Ozzie worked east of the Southern Uplands before crossing to the headwaters of the Esk. From there the mountains of the Lake District were in view.
After nine hours of continuous flight Ozzie began to tire and look out for a place to rest and perhaps feed. The weather had been superb all day but as Ozzie dropped down to Ullswater clouds were rolling off the tops and it had started to rain. Ozzie flew along the western shore scanning the water for fish. But it was no use. The rain was getting harder and the surface was a seething carpet of ripples. Spotting fish was out of the question. Ozzie gave it up as a bad job and opted to roost up in the lakeside pines.
Ozzie had a wet and blustery night but the following morning was a little better and he felt compelled to continue. Visibility was less good but flying lower he set off again. He struggled up the valley and began to cross the Kirkstone Pass. Cloud gave way to misty rain and visibility reduced markedly. The rain became harder and suddenly the rough moorland loomed up ahead of Ozzie. He was in trouble now and he knew he couldn't go on in this. He went to land on a dry stone wall by the road but then opted for a large boulder, where he sat with his head pulled deep into his shoulders, body held parallel with the angle of the rain to minimise his soaking. Twenty minutes later the squall abated revealing the pass up ahead and a break of clear blue skies beyond.

Ozzie shook the water from his plumage and preened his feathers into shape. Moments later he launched off and flew low over the moor and took the crest of the pass with only a metre to spare. Down the valley ahead lay Lake Windermere. He came into the lake across the town of Ambleside and over the sailing boats. The next shower had already hidden the far end of the lake and within minutes the fine weather had been overtaken by rain. Ozzie spent the rest of the morning at the lake, enduring several more sharp showers and making no successful catch of fish. At around midday the weather had improved and Ozzie struck out southwards again. By early evening the temperature was beginning to drop and flying for Ozzie was harder without the lift of warm air.
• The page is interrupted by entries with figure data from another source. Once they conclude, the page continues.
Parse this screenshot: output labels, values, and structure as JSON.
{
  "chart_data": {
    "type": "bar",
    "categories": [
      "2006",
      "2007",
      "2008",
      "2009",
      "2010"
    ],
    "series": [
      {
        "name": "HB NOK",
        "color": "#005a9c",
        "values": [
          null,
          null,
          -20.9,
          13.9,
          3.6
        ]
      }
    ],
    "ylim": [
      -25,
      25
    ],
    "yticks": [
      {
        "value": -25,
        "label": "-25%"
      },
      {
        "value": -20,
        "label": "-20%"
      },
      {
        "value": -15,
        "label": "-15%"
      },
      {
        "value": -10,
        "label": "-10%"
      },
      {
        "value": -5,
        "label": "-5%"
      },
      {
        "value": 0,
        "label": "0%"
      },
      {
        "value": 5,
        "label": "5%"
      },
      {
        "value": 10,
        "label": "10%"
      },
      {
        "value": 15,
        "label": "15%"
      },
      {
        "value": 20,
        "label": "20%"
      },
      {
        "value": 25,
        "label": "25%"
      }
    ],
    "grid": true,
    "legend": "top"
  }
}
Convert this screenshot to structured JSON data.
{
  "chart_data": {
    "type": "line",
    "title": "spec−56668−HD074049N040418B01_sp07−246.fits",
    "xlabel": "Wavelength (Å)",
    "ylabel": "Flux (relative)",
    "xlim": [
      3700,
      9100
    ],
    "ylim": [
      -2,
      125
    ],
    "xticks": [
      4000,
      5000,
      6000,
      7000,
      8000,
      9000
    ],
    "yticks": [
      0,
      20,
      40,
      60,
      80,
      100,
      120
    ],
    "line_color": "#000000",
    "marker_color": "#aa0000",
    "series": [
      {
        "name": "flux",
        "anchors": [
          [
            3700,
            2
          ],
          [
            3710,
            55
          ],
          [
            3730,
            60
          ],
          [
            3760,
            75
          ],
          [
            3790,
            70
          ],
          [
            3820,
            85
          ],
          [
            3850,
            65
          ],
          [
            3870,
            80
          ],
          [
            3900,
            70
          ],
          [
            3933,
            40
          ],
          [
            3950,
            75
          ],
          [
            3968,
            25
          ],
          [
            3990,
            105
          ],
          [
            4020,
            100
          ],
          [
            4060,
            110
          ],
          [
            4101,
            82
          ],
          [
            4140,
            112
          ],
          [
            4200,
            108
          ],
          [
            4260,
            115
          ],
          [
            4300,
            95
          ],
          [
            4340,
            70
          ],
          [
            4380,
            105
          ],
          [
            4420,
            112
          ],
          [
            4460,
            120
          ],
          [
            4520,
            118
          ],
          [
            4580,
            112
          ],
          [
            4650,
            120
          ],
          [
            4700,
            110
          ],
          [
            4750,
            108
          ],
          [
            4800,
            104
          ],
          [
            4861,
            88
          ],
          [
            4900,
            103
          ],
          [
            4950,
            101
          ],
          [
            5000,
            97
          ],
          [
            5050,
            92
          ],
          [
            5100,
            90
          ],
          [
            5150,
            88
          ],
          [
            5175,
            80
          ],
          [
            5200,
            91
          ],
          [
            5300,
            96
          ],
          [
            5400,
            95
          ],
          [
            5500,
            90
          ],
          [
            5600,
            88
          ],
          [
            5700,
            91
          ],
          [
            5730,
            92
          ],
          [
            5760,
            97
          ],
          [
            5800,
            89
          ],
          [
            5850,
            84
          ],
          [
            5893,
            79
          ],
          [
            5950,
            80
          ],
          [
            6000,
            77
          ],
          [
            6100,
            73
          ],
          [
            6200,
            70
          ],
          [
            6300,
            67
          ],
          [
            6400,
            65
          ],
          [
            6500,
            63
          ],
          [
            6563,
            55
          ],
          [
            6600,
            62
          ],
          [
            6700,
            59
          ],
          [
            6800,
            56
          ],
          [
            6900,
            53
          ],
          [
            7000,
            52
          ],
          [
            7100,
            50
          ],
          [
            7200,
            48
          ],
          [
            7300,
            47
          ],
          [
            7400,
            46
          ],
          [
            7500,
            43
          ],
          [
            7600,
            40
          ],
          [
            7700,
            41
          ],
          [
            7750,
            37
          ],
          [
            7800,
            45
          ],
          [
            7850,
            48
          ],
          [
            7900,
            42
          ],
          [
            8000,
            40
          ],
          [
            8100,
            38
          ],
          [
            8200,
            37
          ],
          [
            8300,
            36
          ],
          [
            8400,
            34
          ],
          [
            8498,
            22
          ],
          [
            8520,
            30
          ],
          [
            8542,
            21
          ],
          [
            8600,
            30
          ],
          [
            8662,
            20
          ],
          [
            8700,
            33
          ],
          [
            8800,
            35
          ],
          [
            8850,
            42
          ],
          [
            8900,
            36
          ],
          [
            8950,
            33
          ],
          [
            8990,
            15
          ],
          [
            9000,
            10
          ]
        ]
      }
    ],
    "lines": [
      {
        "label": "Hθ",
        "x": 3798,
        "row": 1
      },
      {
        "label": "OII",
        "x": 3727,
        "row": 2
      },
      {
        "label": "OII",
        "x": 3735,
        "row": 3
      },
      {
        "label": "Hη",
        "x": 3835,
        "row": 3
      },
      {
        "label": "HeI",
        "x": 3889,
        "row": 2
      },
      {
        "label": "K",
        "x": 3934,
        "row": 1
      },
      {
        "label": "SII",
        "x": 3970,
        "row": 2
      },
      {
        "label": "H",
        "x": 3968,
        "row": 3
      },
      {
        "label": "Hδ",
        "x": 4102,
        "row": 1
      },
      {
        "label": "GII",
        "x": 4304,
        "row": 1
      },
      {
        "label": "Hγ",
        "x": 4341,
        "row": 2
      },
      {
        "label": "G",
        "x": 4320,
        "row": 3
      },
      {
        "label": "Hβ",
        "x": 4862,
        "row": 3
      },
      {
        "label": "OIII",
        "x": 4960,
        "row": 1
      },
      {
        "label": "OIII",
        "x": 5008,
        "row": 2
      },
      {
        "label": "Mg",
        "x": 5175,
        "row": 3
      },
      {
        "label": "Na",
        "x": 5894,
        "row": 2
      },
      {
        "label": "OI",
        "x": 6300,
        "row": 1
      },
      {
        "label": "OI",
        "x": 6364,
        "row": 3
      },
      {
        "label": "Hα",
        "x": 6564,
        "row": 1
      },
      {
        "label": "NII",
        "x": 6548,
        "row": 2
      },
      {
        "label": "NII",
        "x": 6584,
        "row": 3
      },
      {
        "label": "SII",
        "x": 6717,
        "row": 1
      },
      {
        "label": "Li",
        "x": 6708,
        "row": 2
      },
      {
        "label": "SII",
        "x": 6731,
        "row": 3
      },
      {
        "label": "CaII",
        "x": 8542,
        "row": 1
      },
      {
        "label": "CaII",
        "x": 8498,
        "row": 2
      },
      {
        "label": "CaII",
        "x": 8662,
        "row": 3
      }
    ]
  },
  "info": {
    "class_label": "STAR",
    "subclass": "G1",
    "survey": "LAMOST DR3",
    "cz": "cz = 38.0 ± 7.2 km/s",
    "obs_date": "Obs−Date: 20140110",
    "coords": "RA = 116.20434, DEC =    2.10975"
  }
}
Ozzie saw a large horseshoe shaped lake coming up and decided to drop down. It was the huge reservoir of Rutland Water. He roosted in oaks on the southern shore of the central peninsular. Ozzie woke up hungry and set about catching breakfast. As he circled up he heard a familiar sound. An Osprey was calling. The tone was aggressive, and was delivered by an adult Osprey taking a break from migration. There were seven other Ospreys in residence, young birds from a reintroduction program at the lake. Ozzie decided to strike out southwards, earlier than intended, and still hungry. The weather was good and Ozzie got up high. Within three hours Ozzie was east of Stevenage. Ahead of him was the Lee Valley, a ribbon of lakes stretching twenty-five kilometres into the heart of London.